The third method is very useful for very low growth rates. It involves using the S-K transition which occurs when ~1.8ML of InAs is deposited on GaAs(100). There is an abrupt RHEED transition from streaks to spots which is highlighted in figure 2 (below). The actual S-K transition is a little imprecise since it relies heavily on temperature (particularly where non-unity In sticking coefficients are in question). It also is less accurate at higher growth rates, since the exact moment of the transition is subjective and at >0.25ML/s the timing depends on how accurate you are with your stopwatch. You will certainly want to make 3 attempts and average the times. Luckily 1.8ML of InAs can be readily flushed from GaAs with a brief (5-10 minutes) anneal at ~600°C under As flux and then you can cool the sample back to ~500°C and try again.

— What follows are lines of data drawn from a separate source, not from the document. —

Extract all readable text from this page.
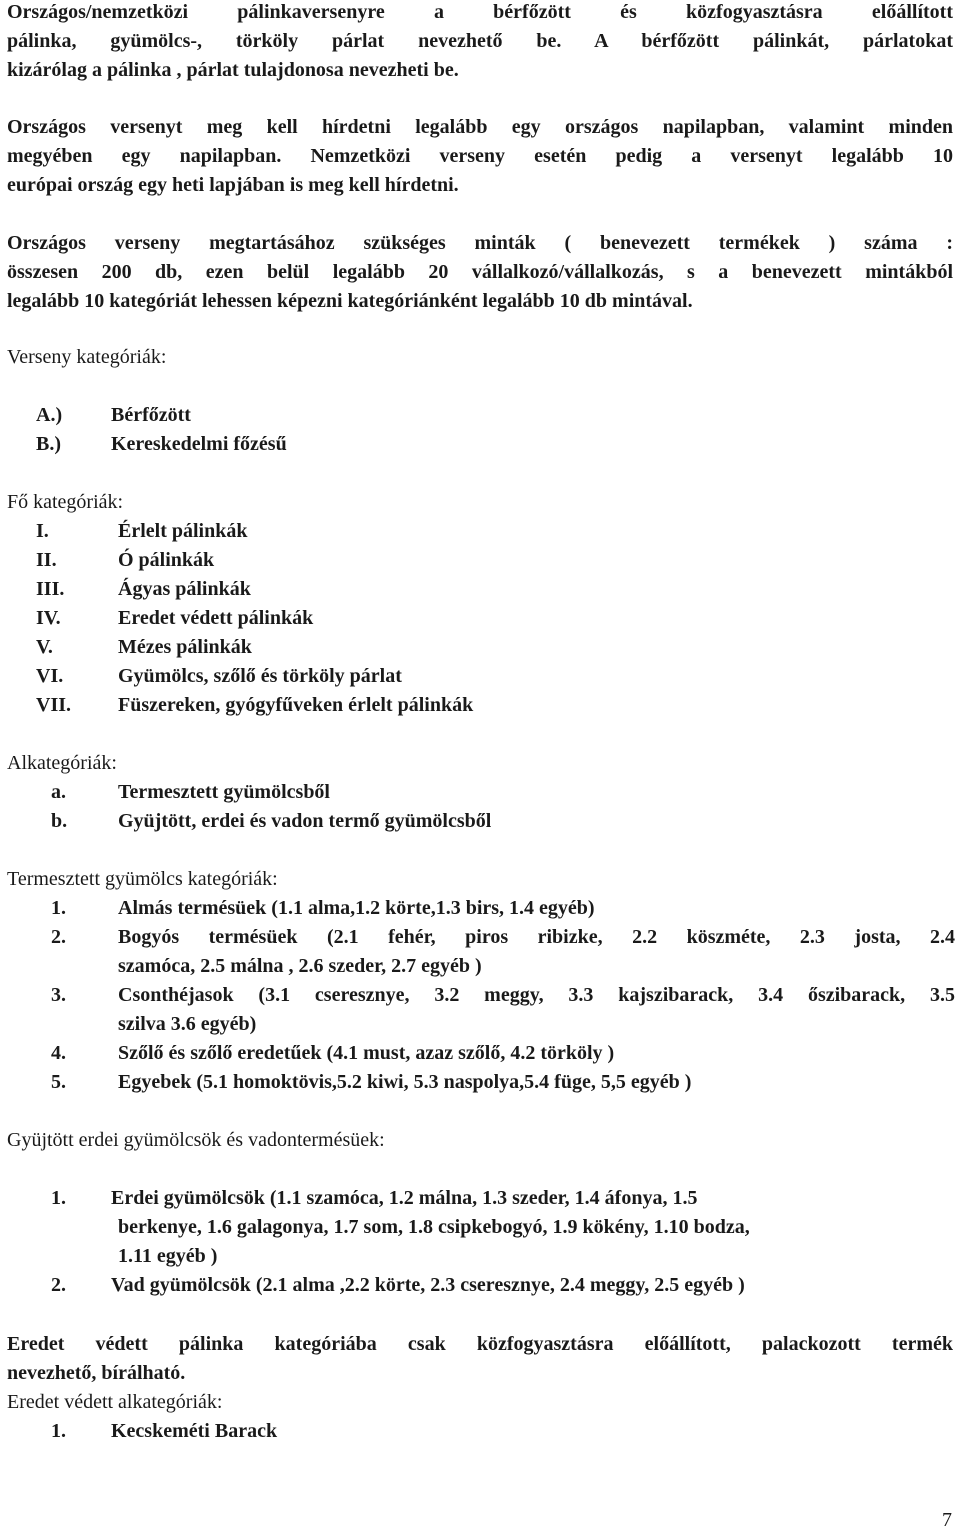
Országos/nemzetközi pálinkaversenyre a bérfőzött és közfogyasztásra előállított
pálinka, gyümölcs-, törköly párlat nevezhető be. A bérfőzött pálinkát, párlatokat
kizárólag a pálinka , párlat tulajdonosa nevezheti be.
Országos versenyt meg kell hírdetni legalább egy országos napilapban, valamint minden
megyében egy napilapban. Nemzetközi verseny esetén pedig a versenyt legalább 10
európai ország egy heti lapjában is meg kell hírdetni.
Országos verseny megtartásához szükséges minták ( benevezett termékek ) száma :
összesen 200 db, ezen belül legalább 20 vállalkozó/vállalkozás, s a benevezett mintákból
legalább 10 kategóriát lehessen képezni kategóriánként legalább 10 db mintával.
Verseny kategóriák:
A.) Bérfőzött
B.)	Kereskedelmi főzésű
Fő kategóriák:
I.	Érlelt pálinkák
II.	Ó pálinkák
III.	Ágyas pálinkák
IV.	Eredet védett pálinkák
V.	Mézes pálinkák
VI.	Gyümölcs, szőlő és törköly párlat
VII. Füszereken, gyógyfűveken érlelt pálinkák
Alkategóriák:
a.	Termesztett gyümölcsből
b.	Gyüjtött, erdei és vadon termő gyümölcsből
Termesztett gyümölcs kategóriák:
1.	Almás termésüek (1.1 alma,1.2 körte,1.3 birs, 1.4 egyéb)
2.	Bogyós termésüek (2.1 fehér, piros ribizke, 2.2 köszméte, 2.3 josta, 2.4
szamóca, 2.5 málna , 2.6 szeder, 2.7 egyéb )
3.	Csonthéjasok (3.1 cseresznye, 3.2 meggy, 3.3 kajszibarack, 3.4 őszibarack, 3.5
szilva 3.6 egyéb)
4.	Szőlő és szőlő eredetűek (4.1 must, azaz szőlő, 4.2 törköly )
5.	Egyebek (5.1 homoktövis,5.2 kiwi, 5.3 naspolya,5.4 füge, 5,5 egyéb )
Gyüjtött erdei gyümölcsök és vadontermésüek:
1. Erdei gyümölcsök (1.1 szamóca, 1.2 málna, 1.3 szeder, 1.4 áfonya, 1.5
berkenye, 1.6 galagonya, 1.7 som, 1.8 csipkebogyó, 1.9 kökény, 1.10 bodza,
1.11 egyéb )
2. Vad gyümölcsök (2.1 alma ,2.2 körte, 2.3 cseresznye, 2.4 meggy, 2.5 egyéb )
Eredet védett pálinka kategóriába csak közfogyasztásra előállított, palackozott termék
nevezhető, bírálható.
Eredet védett alkategóriák:
1. Kecskeméti Barack
7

The fourth option is a clever trick you can play if you have access to a phosphorus source. The III-V alloy In1-xGaxP is lattice matched to GaAs at room temperature for x = ~50%. This little fact means you can grow 250nm of In0.5Ga0.5P/GaAs(100) and then analyse the exact composition with XRD peak splitting. When the Ga and In growth rates are identical the composition will be exactly In0.5Ga0.5P (just make sure In sticking is unity by growing around 480°C). Also if you are using RHEED oscillations you can accurately determine your Ga growth rate with GaAs RHEED oscillations, then work out your InGaP growth rate from RHEED oscillations AND discover the optimum III:V ratio for phosphorus growth at the same time. The fact that one method utilises 250nm of material and the other utilises 30ML means you can also get an idea of how those pesky shutter transients are affecting things.

The fifth and final option is a little super-lattice (SL) on an InAs(100) or a GaSb(100) substrate. Ideally, you will need access to antimony (Sb) and that way you can grow an GaSbAs/InAs(100) or a InAsSb/GaSb(100) lattice matched SL. Lattice matching at room temperature means the substrate peak and SL-average-composition peak coincide and will only see the satellite peaks. You can also utilise binary super-lattice InAs/GaSb but you may get strange effects from the interfaces unless you know what you are doing (more on that later). This technique relies on prior knowledge of the Ga growth rate (again) but can also provide interfacial and structural quality information.

The actual method(s) you use is largely a matter of personal preference and intended application. If you are trying to work out the growth rates so you can grow InGaP/GaAs(100) lattice matched bulk it makes little sense to utilise a InAs/GaSb SL to work out the growth rates. The nice thing is that with so many ways to double-check the actual growth rate should (in theory) be very accurate indeed.